Glauben heißt nicht wissen – oder?

„Glauben heißt nicht wissen“: Jede*r hat diesen Spruch schon einmal gehört. Aber was ist damit eigentlich gemeint? Und stimmt das denn?

Wir betrachten die Aussage sprachphilosophisch und trennen die Begriffe „glauben“ und „wissen“ sauber voneinander ab. Wie wir sehen werden, muss auch das Verb „meinen“ untersucht werden; das haben wir Platon zu verdanken. 

Glauben heißt nicht wissen – wer sagt das denn?

Und los geht’s. Wer verwendet die Aussage, dass glauben nicht wissen heißt? Und wie ist das eigentlich gemeint?

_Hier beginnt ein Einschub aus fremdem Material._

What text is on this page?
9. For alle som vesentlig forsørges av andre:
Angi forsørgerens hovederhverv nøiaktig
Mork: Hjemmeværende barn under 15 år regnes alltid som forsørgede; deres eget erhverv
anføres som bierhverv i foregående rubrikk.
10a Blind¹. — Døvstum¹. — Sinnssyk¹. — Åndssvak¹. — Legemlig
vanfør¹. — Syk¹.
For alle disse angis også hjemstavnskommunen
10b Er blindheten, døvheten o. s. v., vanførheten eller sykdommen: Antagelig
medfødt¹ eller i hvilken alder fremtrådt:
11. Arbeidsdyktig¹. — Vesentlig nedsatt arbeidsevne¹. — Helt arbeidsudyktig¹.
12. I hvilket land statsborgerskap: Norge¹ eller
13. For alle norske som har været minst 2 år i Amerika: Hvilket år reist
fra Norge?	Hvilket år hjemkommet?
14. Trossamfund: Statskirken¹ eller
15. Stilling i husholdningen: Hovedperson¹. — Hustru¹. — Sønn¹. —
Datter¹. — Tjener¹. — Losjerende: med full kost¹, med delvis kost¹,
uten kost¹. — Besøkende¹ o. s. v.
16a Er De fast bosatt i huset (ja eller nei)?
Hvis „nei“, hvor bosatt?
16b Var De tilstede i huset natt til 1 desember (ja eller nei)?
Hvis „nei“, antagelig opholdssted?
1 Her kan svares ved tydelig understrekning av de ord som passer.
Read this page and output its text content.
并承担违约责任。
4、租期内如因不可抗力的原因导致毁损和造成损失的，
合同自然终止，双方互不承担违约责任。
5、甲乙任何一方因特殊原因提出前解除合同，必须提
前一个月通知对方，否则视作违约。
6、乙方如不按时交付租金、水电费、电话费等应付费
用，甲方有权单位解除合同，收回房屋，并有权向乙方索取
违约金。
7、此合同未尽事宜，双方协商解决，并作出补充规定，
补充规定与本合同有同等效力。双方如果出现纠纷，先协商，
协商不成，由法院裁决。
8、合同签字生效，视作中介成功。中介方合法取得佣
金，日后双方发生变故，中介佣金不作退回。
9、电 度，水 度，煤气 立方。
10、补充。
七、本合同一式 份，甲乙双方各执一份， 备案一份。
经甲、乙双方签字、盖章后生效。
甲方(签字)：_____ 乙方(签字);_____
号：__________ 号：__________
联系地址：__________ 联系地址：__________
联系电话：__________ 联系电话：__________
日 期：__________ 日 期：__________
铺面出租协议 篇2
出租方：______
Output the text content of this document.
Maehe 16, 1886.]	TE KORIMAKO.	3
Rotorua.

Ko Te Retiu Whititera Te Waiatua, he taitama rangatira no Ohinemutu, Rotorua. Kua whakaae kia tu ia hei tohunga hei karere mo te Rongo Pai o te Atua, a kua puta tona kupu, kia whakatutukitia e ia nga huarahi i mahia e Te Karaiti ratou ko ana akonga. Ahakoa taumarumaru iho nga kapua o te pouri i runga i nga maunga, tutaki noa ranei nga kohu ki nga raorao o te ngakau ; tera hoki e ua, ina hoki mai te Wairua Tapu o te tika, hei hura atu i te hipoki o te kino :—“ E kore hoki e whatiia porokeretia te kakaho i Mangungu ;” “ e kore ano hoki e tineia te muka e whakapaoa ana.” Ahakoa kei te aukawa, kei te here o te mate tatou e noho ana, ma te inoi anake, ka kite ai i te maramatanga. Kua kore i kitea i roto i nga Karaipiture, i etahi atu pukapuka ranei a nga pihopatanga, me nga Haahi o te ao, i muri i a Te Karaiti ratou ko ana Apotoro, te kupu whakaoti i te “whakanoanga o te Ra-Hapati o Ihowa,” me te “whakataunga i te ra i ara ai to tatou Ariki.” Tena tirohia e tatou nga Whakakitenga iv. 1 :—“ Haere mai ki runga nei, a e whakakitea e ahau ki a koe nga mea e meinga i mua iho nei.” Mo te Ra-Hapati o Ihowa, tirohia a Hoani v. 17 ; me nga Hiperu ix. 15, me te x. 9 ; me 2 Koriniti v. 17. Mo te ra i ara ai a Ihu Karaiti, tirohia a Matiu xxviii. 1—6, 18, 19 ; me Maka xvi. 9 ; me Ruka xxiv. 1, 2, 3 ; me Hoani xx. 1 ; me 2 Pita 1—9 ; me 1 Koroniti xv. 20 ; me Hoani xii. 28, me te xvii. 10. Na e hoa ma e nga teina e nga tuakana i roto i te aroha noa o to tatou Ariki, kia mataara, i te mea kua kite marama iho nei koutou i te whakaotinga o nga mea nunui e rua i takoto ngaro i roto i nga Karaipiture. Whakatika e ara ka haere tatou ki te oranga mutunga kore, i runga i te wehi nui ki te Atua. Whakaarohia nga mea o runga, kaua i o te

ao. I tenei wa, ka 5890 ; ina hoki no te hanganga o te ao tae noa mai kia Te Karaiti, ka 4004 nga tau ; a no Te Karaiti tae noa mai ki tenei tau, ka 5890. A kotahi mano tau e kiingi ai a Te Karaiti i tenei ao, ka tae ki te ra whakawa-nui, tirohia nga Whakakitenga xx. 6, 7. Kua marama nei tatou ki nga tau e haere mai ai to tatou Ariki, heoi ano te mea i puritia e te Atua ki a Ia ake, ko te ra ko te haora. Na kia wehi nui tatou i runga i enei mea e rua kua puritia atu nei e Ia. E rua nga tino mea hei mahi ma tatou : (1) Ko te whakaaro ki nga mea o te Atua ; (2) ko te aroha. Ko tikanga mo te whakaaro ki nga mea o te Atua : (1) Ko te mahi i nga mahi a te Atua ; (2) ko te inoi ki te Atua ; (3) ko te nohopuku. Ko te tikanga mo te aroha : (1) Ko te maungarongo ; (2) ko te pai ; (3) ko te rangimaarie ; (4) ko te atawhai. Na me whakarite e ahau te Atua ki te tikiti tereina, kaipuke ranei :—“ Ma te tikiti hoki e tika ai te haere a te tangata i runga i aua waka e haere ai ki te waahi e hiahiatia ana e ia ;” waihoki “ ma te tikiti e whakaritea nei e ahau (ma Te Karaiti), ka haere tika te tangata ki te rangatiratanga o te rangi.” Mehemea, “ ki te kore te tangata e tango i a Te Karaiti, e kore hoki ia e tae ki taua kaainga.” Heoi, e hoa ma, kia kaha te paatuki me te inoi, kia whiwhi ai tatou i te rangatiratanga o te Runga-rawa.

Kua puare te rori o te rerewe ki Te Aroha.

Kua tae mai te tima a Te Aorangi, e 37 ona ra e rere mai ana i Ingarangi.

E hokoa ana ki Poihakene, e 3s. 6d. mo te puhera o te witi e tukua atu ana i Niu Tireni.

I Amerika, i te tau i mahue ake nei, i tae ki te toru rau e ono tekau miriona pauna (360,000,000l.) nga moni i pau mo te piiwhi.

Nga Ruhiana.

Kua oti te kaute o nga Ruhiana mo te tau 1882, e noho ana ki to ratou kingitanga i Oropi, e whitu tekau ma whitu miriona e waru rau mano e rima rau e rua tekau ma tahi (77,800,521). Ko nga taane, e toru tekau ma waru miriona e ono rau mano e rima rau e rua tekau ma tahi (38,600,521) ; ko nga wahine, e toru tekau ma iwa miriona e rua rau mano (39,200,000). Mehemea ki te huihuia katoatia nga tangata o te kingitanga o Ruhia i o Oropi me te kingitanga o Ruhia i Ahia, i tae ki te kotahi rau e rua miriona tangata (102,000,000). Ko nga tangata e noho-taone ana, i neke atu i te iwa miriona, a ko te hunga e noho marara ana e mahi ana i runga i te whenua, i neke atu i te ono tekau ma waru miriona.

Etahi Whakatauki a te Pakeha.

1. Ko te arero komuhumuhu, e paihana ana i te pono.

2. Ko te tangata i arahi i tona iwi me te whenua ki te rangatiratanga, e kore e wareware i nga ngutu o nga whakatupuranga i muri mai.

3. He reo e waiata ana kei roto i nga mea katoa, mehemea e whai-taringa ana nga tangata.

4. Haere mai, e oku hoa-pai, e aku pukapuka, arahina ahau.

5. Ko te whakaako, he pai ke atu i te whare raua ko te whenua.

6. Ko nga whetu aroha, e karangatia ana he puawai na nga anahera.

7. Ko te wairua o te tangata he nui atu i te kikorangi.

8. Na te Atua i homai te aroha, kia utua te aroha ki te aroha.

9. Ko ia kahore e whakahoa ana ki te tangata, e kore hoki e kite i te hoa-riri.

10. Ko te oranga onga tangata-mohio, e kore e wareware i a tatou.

Die Formulierung begegnet uns in zwei Arten von Situationen. Erstens, wenn jemand so etwas sagt wie „Ich glaube, wir haben noch Kartoffeln im Keller.“ Hier geht es um Alltagssituationen und eine Vermutung oder Annahme.

Zweitens, und hier wird es viel spannender, finden wir den Satz, dass glauben nicht wissen heißt, als Replik auf die sogenannten Glaubensgewissheiten in theologischen und religionsphilosophischen Debatten.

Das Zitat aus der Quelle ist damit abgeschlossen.